O que vai acontecer com o mercado financeiro nesta semana

Uma história semelhante está se desenrolando ao redor do mundo. No Japão, que sofreu o maior impacto das vendas recentes, as ações permaneceram voláteis, mas reduziram as perdas após sua maior queda desde 1987. O índice Stoxx 600, que abrange toda a Europa, teve três dias de ganhos que apagaram sua queda para a semana.
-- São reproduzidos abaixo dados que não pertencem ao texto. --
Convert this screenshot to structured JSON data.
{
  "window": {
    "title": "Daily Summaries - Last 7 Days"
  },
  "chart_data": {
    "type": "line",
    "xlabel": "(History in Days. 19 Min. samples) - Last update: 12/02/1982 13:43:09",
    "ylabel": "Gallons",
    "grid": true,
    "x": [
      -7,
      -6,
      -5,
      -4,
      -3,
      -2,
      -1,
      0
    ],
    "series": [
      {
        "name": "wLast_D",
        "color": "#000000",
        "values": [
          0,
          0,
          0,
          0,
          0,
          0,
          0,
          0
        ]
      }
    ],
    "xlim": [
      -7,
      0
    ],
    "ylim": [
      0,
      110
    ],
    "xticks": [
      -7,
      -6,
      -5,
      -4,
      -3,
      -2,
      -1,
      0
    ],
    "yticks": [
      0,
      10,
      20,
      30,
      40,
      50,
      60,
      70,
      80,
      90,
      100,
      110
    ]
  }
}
  • Saiba mais: Caos na bolsa do Japão deixa mercado no escuro e coloca país no mapa de riscos para a economia global

Dando um passo atrás, o S&P 500 subiu mais de 11% no ano. Apesar de toda a sua ferocidade de curto prazo, a magnitude da recente venda desde que o índice atingiu o pico em meados de julho não foi particularmente notável, historicamente falando. As ações caíram um total de 8,5% até o final da segunda-feira. Desde 1985, a venda média em qualquer ano é de cerca de 10%, de acordo com a Goldman Sachs.

“Recuos acontecem o tempo todo e pensamos nisso apenas como um recuo”, disse Binky Chadha, estrategista-chefe de ações dos EUA no Deutsche Bank. Chadha disse que não estava reduzindo sua expectativa para onde o S&P 500 terminaria o ano. “Se alguma coisa, eu consideraria aumentá-la”, disse ele. Apesar desse otimismo sóbrio após uma semana vertiginosa, o nervosismo permanece sobre para onde a economia poderia ir a seguir, em vez de onde está agora.

Eventos recentes solidificaram as expectativas de que o Fed cortará as taxas de juros em setembro. Quando isso acontece, as ações geralmente se recuperam. Mas se o Fed for pressionado a cortar mais agressivamente do que esperava anteriormente, isso poderia sinalizar que a economia está sob mais pressão do que o banco central gostaria.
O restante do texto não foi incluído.